Pada periode ini respirasi cepat dan mungkin ada retraksi dada, denyut jantung cepat dan
irregular, dan bising usus juga telah ada.
2) Periode inaktivitas untuk fase tidur; setelah setengah hingga 1 jam bayi aktif kemudian
dimulai fase tidur. Fase tidur terjadi sekitar beberapa menit hingga 2 sampai 4 jam. Selama
periode ini bayi sulit terbangun.
3) Periode reaktivitas kedua; pada periode ini bayi bangun dan waspada. Respon fisiologis
yang dapat diamatai adalah peningkatan denyut jantung dan pernapasan. Perawat harus
waspada terhadap periode apnea pada periode ini. Periode reaktivitas pada bayi prematur
tertunda. Pada bayi yang sangat sakit, periode ini secara keseluruhan tidak dapat di observasi
karena bayi kemungkinan hipotonik dan tidak reaktif selama beberapa hari setelah lahir.
Secara neurologis, respon bayi prematur (sucking, tonus otot, states arousal) lebih lemah
dibandingkan bayi cukup bulan.
2.1.6 Komplikasi pada Bayi Prematur
Bayi prematur sering mengalami masalah yang berhubungan dengan komplikasi.
Komplikasi yang berhubungan dengan prematuritas yang diberikan intervensi klinik adalah
Anemia of prematurity, Kernicterus, respiratory distress syndrome (RDS), retinopaty of
prematurity (ROP), patent duktus arteriosus (PDA) , intraventicular hemorthage (IVH),
necrotizing Enterocolitis (NEC), dan apnea. Masalah jangka panjang meliputi
bronchopulmonary Dysplasia (BPD), pulmonary interstitial emphysema (PIE), dan
posthemorrhagic hydrocephalus, defek bicara, defek neurologi, dan defek audiotori.
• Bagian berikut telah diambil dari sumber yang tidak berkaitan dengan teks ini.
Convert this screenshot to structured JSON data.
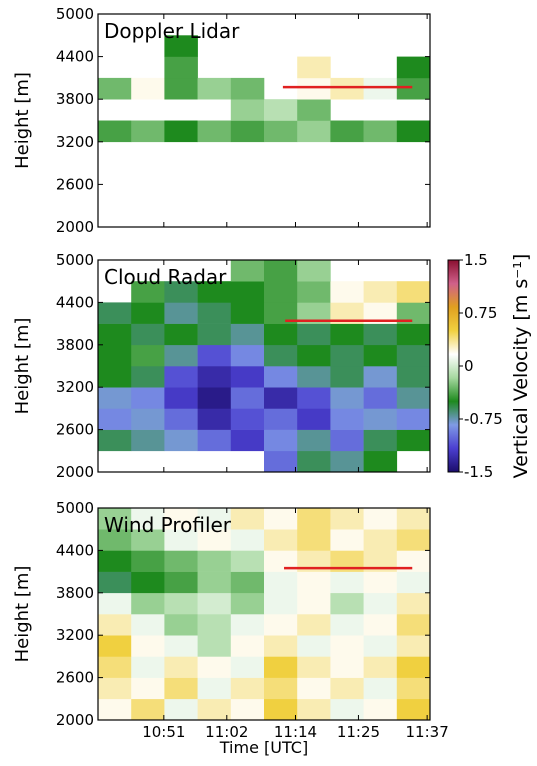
{
  "chart_data": [
    {
      "type": "heatmap",
      "label": "Doppler Lidar",
      "ylabel": "Height [m]",
      "xlim": [
        639.5,
        697.5
      ],
      "ylim": [
        2000,
        5000
      ],
      "yticks": [
        2000,
        2600,
        3200,
        3800,
        4400,
        5000
      ],
      "x_bins": [
        639.5,
        645.3,
        651.1,
        656.9,
        662.7,
        668.5,
        674.3,
        680.1,
        685.9,
        691.7,
        697.5
      ],
      "y_bins": [
        2000,
        2300,
        2600,
        2900,
        3200,
        3500,
        3800,
        4100,
        4400,
        4700,
        5000
      ],
      "cells": [
        [
          null,
          null,
          null,
          null,
          null,
          null,
          null,
          null,
          null,
          null
        ],
        [
          null,
          null,
          null,
          null,
          null,
          null,
          null,
          null,
          null,
          null
        ],
        [
          null,
          null,
          null,
          null,
          null,
          null,
          null,
          null,
          null,
          null
        ],
        [
          null,
          null,
          null,
          null,
          null,
          null,
          null,
          null,
          null,
          null
        ],
        [
          -0.4,
          -0.3,
          -0.5,
          -0.3,
          -0.4,
          -0.3,
          -0.2,
          -0.4,
          -0.3,
          -0.5
        ],
        [
          null,
          null,
          null,
          null,
          -0.2,
          -0.1,
          -0.3,
          null,
          null,
          null
        ],
        [
          -0.3,
          0.2,
          -0.4,
          -0.2,
          -0.3,
          null,
          0.2,
          0.3,
          0.1,
          -0.4
        ],
        [
          null,
          null,
          -0.4,
          null,
          null,
          null,
          0.3,
          null,
          null,
          -0.5
        ],
        [
          null,
          null,
          -0.5,
          null,
          null,
          null,
          null,
          null,
          null,
          null
        ],
        [
          null,
          null,
          null,
          null,
          null,
          null,
          null,
          null,
          null,
          null
        ]
      ],
      "reference_line": {
        "color": "#e02020",
        "y": 3970,
        "x": [
          671.8,
          694.4
        ]
      }
    },
    {
      "type": "heatmap",
      "label": "Cloud Radar",
      "ylabel": "Height [m]",
      "xlim": [
        639.5,
        697.5
      ],
      "ylim": [
        2000,
        5000
      ],
      "yticks": [
        2000,
        2600,
        3200,
        3800,
        4400,
        5000
      ],
      "x_bins": [
        639.5,
        645.3,
        651.1,
        656.9,
        662.7,
        668.5,
        674.3,
        680.1,
        685.9,
        691.7,
        697.5
      ],
      "y_bins": [
        2000,
        2300,
        2600,
        2900,
        3200,
        3500,
        3800,
        4100,
        4400,
        4700,
        5000
      ],
      "cells": [
        [
          null,
          null,
          null,
          null,
          null,
          -1.0,
          -0.6,
          -0.7,
          -0.5,
          null
        ],
        [
          -0.6,
          -0.7,
          -0.8,
          -1.0,
          -1.2,
          -0.9,
          -0.7,
          -1.0,
          -0.6,
          -0.5
        ],
        [
          -0.9,
          -0.8,
          -1.0,
          -1.3,
          -1.1,
          -1.0,
          -1.2,
          -0.9,
          -0.8,
          -0.9
        ],
        [
          -0.8,
          -0.9,
          -1.2,
          -1.4,
          -1.0,
          -1.3,
          -1.1,
          -0.8,
          -1.0,
          -0.7
        ],
        [
          -0.5,
          -0.6,
          -1.1,
          -1.3,
          -1.2,
          -0.9,
          -0.7,
          -0.6,
          -0.8,
          -0.6
        ],
        [
          -0.5,
          -0.4,
          -0.7,
          -1.1,
          -0.9,
          -0.6,
          -0.5,
          -0.6,
          -0.5,
          -0.6
        ],
        [
          -0.5,
          -0.6,
          -0.5,
          -0.6,
          -0.7,
          -0.5,
          -0.6,
          -0.5,
          -0.6,
          -0.5
        ],
        [
          -0.6,
          -0.5,
          -0.7,
          -0.6,
          -0.5,
          -0.4,
          -0.2,
          0.3,
          0.2,
          -0.3
        ],
        [
          null,
          -0.4,
          -0.6,
          -0.5,
          -0.5,
          -0.4,
          -0.3,
          0.2,
          0.3,
          0.4
        ],
        [
          null,
          null,
          null,
          null,
          -0.3,
          -0.4,
          -0.2,
          null,
          null,
          null
        ]
      ],
      "reference_line": {
        "color": "#e02020",
        "y": 4140,
        "x": [
          672.2,
          694.4
        ]
      },
      "colorbar": {
        "label": "Vertical Velocity [m s⁻¹]",
        "lim": [
          -1.5,
          1.5
        ],
        "ticks": [
          -1.5,
          -0.75,
          0,
          0.75,
          1.5
        ],
        "colormap": [
          "#1b0c6b",
          "#4b3fd0",
          "#7f9ae6",
          "#1e8a1e",
          "#a6d8a0",
          "#ffffff",
          "#f0d040",
          "#e0a020",
          "#d0608a",
          "#8a1030"
        ]
      }
    },
    {
      "type": "heatmap",
      "label": "Wind Profiler",
      "ylabel": "Height [m]",
      "xlabel": "Time [UTC]",
      "xlim": [
        639.5,
        697.5
      ],
      "ylim": [
        2000,
        5000
      ],
      "yticks": [
        2000,
        2600,
        3200,
        3800,
        4400,
        5000
      ],
      "xticks": [
        {
          "value": 651,
          "label": "10:51"
        },
        {
          "value": 662,
          "label": "11:02"
        },
        {
          "value": 674,
          "label": "11:14"
        },
        {
          "value": 685,
          "label": "11:25"
        },
        {
          "value": 697,
          "label": "11:37"
        }
      ],
      "x_bins": [
        639.5,
        645.3,
        651.1,
        656.9,
        662.7,
        668.5,
        674.3,
        680.1,
        685.9,
        691.7,
        697.5
      ],
      "y_bins": [
        2000,
        2300,
        2600,
        2900,
        3200,
        3500,
        3800,
        4100,
        4400,
        4700,
        5000
      ],
      "cells": [
        [
          0.2,
          0.4,
          0.1,
          0.3,
          0.2,
          0.5,
          0.3,
          0.1,
          0.2,
          0.5
        ],
        [
          0.3,
          0.2,
          0.4,
          0.1,
          0.3,
          0.4,
          0.2,
          0.3,
          0.1,
          0.4
        ],
        [
          0.4,
          0.1,
          0.3,
          0.2,
          0.1,
          0.5,
          0.3,
          0.2,
          0.3,
          0.5
        ],
        [
          0.5,
          0.2,
          0.1,
          -0.1,
          0.2,
          0.3,
          0.1,
          0.2,
          0.1,
          0.3
        ],
        [
          0.3,
          0.1,
          -0.2,
          -0.1,
          0.1,
          0.2,
          0.3,
          0.1,
          0.2,
          0.4
        ],
        [
          0.1,
          -0.2,
          -0.1,
          0.0,
          -0.2,
          0.1,
          0.2,
          -0.1,
          0.1,
          0.3
        ],
        [
          -0.6,
          -0.5,
          -0.4,
          -0.2,
          -0.3,
          0.1,
          0.2,
          0.1,
          0.2,
          0.1
        ],
        [
          -0.5,
          -0.4,
          -0.3,
          -0.2,
          -0.1,
          0.2,
          0.3,
          0.4,
          0.3,
          0.2
        ],
        [
          -0.3,
          -0.2,
          0.1,
          0.2,
          0.1,
          0.3,
          0.4,
          0.2,
          0.3,
          0.4
        ],
        [
          -0.2,
          0.1,
          0.2,
          0.1,
          0.3,
          0.2,
          0.4,
          0.3,
          0.2,
          0.3
        ]
      ],
      "reference_line": {
        "color": "#e02020",
        "y": 4150,
        "x": [
          672.0,
          694.4
        ]
      }
    }
  ]
}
2.1.6.1 Anemia of prematurity
Banyak sel darah bayi prematur berkembang normokromik sehingga mengalami
anemia normositik. Sel darah merah mungkin mengalami fragmentasi atau bentuknya tidak
biasa. Jumlah retikulosit rendah karena sumsum tulang tidak meningkatkan produksinya
sebelum usia gestasi 32 minggu. Bayi akan nampak pucat, kemungkinan letargi dan anoretik,
dan biasanya gagal untuk tumbuh. Hal ini di pengaruhi oleh immaturitas sistem hematopoetik
ditambah dengan adanya destruksi sel darah merah yang dapat menurunkan level vitamin E,
yang normalnya bertugas untuk melindungi sel darah merah untuk mengalami oksidasi.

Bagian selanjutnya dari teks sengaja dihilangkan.